Uncle Doctor’s eyes twinkled at that.

“They have school in the country, you monkey,” he informed Elizabeth Ann. “Doris’s mother doesn’t expect her to stay out of school; she is to go to a little country school and so will you, if you are sent to the country with her. So, Elizabeth Ann, it looks as though you’d be educated, come what may.”

Elizabeth Ann was silent for a moment.

“Well,” she said presently, “I don’t mind a new school. I like a change. So does Doris. Perhaps it made her sick to go to the same school too long.”

“I wish I knew what to do,” Cousin Nellie worried. “I can’t seem to decide. How do we know what kind of a place the school will be; and suppose there are heavy snow storms this winter?”

“Elizabeth Ann won’t melt,” said Uncle Doctor cheerfully. “Though she is sweet enough to be sugar she isn’t—and a snow storm won’t hurt her. Anyway, you can’t decide, Nellie, till we get to Seabridge and see what Jennie has to say. I want to look Doris over, too—she may be well enough to go on as usual to what Elizabeth Ann ungratefully calls ‘the same school.’”
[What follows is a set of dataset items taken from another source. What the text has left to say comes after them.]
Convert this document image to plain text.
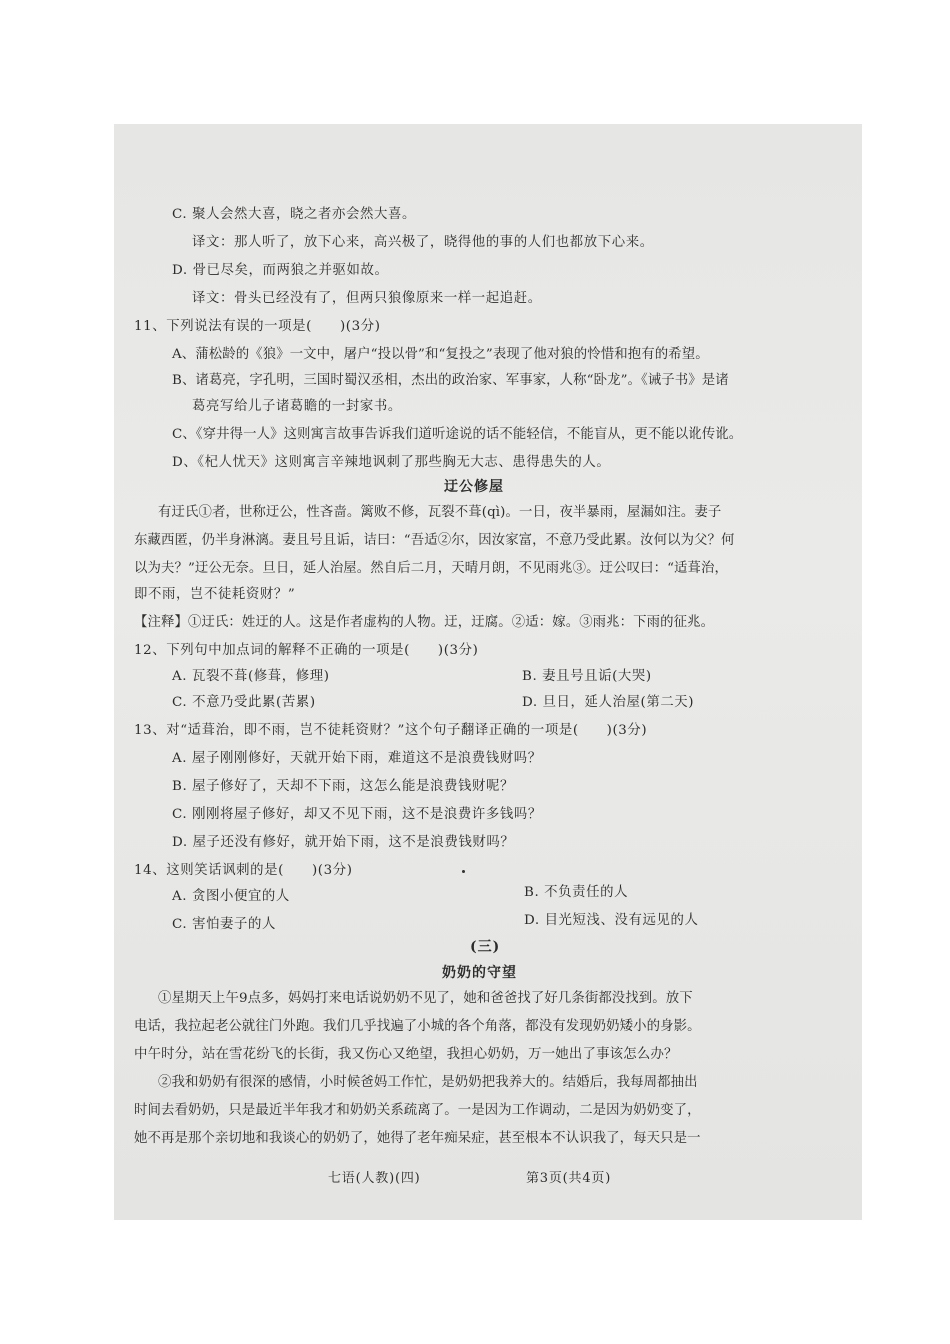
C. 聚人会然大喜，晓之者亦会然大喜。
译文：那人听了，放下心来，高兴极了，晓得他的事的人们也都放下心来。
D. 骨已尽矣，而两狼之并驱如故。
译文：骨头已经没有了，但两只狼像原来一样一起追赶。
11、下列说法有误的一项是(　　)(3分)
A、蒲松龄的《狼》一文中，屠户“投以骨”和“复投之”表现了他对狼的怜惜和抱有的希望。
B、诸葛亮，字孔明，三国时蜀汉丞相，杰出的政治家、军事家，人称“卧龙”。《诫子书》是诸
葛亮写给儿子诸葛瞻的一封家书。
C、《穿井得一人》这则寓言故事告诉我们道听途说的话不能轻信，不能盲从，更不能以讹传讹。
D、《杞人忧天》这则寓言辛辣地讽刺了那些胸无大志、患得患失的人。
迂公修屋
有迂氏①者，世称迂公，性吝啬。篱败不修，瓦裂不葺(qì)。一日，夜半暴雨，屋漏如注。妻子
东藏西匿，仍半身淋漓。妻且号且诟，诘曰：“吾适②尔，因汝家富，不意乃受此累。汝何以为父？何
以为夫？”迂公无奈。旦日，延人治屋。然自后二月，天晴月朗，不见雨兆③。迂公叹曰：“适葺治，
即不雨，岂不徒耗资财？”
【注释】①迂氏：姓迂的人。这是作者虚构的人物。迂，迂腐。②适：嫁。③雨兆：下雨的征兆。
12、下列句中加点词的解释不正确的一项是(　　)(3分)
A. 瓦裂不葺(修葺，修理)	B. 妻且号且诟(大哭)
C. 不意乃受此累(苦累)	D. 旦日，延人治屋(第二天)
13、对“适葺治，即不雨，岂不徒耗资财？”这个句子翻译正确的一项是(　　)(3分)
A. 屋子刚刚修好，天就开始下雨，难道这不是浪费钱财吗？
B. 屋子修好了，天却不下雨，这怎么能是浪费钱财呢？
C. 刚刚将屋子修好，却又不见下雨，这不是浪费许多钱吗？
D. 屋子还没有修好，就开始下雨，这不是浪费钱财吗？
14、这则笑话讽刺的是(　　)(3分)
A. 贪图小便宜的人	B. 不负责任的人
C. 害怕妻子的人	D. 目光短浅、没有远见的人
(三)
奶奶的守望
①星期天上午9点多，妈妈打来电话说奶奶不见了，她和爸爸找了好几条街都没找到。放下
电话，我拉起老公就往门外跑。我们几乎找遍了小城的各个角落，都没有发现奶奶矮小的身影。
中午时分，站在雪花纷飞的长街，我又伤心又绝望，我担心奶奶，万一她出了事该怎么办？
②我和奶奶有很深的感情，小时候爸妈工作忙，是奶奶把我养大的。结婚后，我每周都抽出
时间去看奶奶，只是最近半年我才和奶奶关系疏离了。一是因为工作调动，二是因为奶奶变了，
她不再是那个亲切地和我谈心的奶奶了，她得了老年痴呆症，甚至根本不认识我了，每天只是一
七语(人教)(四)	第3页(共4页)
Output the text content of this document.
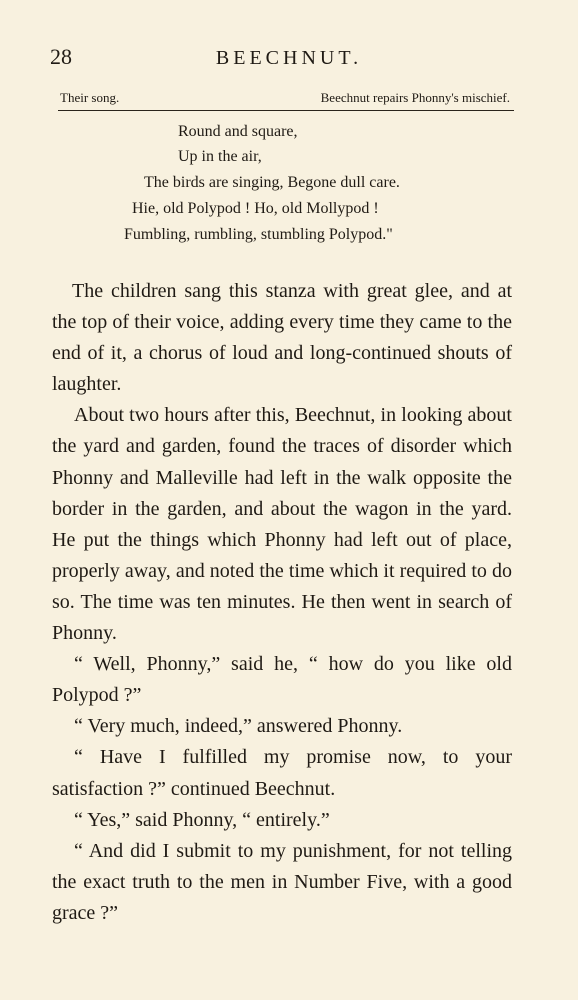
28	BEECHNUT.
Their song.	Beechnut repairs Phonny's mischief.
Round and square,
Up in the air,
The birds are singing, Begone dull care.
Hie, old Polypod ! Ho, old Mollypod !
Fumbling, rumbling, stumbling Polypod."

The children sang this stanza with great glee, and at the top of their voice, adding every time they came to the end of it, a chorus of loud and long-continued shouts of laughter.

About two hours after this, Beechnut, in looking about the yard and garden, found the traces of disorder which Phonny and Malleville had left in the walk opposite the border in the garden, and about the wagon in the yard. He put the things which Phonny had left out of place, properly away, and noted the time which it required to do so. The time was ten minutes. He then went in search of Phonny.

“ Well, Phonny,” said he, “ how do you like old Polypod ?”

“ Very much, indeed,” answered Phonny.

“ Have I fulfilled my promise now, to your satisfaction ?” continued Beechnut.

“ Yes,” said Phonny, “ entirely.”

“ And did I submit to my punishment, for not telling the exact truth to the men in Number Five, with a good grace ?”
So that was the way it was left—Cousin Nellie and Uncle Doctor would decide when they reached Seabridge and talked to Doris’s mother. Elizabeth Ann, though, kept hoping that she and Doris might go to a new school. As she told Lyn, it would be more exciting, and perhaps she could take Antonio, her beautiful white cat with her.
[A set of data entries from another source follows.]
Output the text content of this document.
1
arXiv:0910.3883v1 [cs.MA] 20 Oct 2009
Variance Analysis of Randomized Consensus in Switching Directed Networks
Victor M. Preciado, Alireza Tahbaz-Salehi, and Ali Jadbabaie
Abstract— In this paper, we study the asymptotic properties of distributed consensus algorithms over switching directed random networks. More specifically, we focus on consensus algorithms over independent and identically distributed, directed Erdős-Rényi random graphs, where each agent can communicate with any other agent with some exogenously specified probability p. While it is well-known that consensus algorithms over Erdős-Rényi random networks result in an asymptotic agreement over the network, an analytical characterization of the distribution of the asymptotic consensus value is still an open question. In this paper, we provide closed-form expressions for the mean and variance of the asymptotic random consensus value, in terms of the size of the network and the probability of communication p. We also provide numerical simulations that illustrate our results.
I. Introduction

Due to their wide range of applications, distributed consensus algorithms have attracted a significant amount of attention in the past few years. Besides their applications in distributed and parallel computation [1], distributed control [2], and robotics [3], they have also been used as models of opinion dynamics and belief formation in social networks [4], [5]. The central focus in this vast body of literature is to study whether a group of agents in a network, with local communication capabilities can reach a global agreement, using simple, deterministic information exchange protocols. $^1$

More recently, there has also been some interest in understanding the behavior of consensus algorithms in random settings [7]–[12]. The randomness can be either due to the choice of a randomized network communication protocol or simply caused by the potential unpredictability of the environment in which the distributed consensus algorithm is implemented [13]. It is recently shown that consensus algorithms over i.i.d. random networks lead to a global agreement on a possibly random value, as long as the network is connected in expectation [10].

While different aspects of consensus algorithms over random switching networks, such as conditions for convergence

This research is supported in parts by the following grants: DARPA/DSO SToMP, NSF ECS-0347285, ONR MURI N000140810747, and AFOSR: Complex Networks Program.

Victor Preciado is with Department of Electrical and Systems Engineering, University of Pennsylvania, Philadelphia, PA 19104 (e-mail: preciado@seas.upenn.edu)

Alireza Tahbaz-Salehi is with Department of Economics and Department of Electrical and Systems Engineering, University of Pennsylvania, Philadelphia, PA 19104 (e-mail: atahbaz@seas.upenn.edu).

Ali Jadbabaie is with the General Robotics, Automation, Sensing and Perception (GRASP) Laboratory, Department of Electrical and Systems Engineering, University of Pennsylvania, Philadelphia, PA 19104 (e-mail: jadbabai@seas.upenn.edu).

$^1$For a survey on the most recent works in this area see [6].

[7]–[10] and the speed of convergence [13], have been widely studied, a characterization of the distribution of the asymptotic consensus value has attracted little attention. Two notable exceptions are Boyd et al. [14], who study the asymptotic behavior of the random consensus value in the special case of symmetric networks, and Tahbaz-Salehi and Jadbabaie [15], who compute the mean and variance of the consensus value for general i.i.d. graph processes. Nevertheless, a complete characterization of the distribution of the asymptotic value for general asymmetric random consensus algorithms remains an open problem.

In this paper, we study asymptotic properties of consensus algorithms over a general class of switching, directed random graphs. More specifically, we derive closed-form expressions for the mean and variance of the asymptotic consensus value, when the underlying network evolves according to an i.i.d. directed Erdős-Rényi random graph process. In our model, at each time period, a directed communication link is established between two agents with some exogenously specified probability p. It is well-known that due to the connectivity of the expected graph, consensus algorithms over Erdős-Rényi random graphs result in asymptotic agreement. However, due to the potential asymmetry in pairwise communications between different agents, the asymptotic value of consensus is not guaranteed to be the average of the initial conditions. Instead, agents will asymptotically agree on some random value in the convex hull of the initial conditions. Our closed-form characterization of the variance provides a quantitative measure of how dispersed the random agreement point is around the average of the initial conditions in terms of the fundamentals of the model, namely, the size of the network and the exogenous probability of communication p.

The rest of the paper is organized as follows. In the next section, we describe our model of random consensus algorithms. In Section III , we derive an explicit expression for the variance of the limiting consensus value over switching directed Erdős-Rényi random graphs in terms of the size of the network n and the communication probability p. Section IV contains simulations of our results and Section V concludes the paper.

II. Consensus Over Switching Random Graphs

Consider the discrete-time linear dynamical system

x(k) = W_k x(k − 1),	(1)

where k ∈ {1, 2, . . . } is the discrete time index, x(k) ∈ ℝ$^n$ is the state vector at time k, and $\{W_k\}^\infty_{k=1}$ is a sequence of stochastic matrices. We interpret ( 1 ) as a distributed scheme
It seemed only a day or two later that the packing was done and all the good-bys said—Mr. Hawkins and Mr. and Mrs. Hanson and the factory nurse and Mr. Fitcher, the farmer Elizabeth Ann had made friends with, and his wife and all the Fitcher children, came to say good-by and tell how much they would miss Elizabeth Ann. Lyn cried, too, until Cousin Nellie reminded her that next year she was coming North to pay her a visit. That made Lyn feel much better.

The trip to Seabridge was long and rather tiresome, for the roads were dusty in some places and oily in others. Uncle Doctor and Lex took turns driving and Elizabeth Ann and Muffins rode with Cousin Nellie on the back seat. They stopped at hotels for two nights and they were all glad when they came in sight of the beautiful rolling ocean. Elizabeth Ann spoke for them all when she said, “Going to Cally was fun, because it was a new road; but coming home was just work because there wasn’t anything to surprise us.”

The Masons lived in a little brown house close to the beach, and they were everyone of them at the front door to welcome the travelers. Elizabeth Ann had to look twice at a little girl with a white face and two great dark eyes, before she saw that it was Doris.

“Oh my,” thought Elizabeth Ann to herself, kissing her favorite cousin, “Poor Doris must have been so sick!”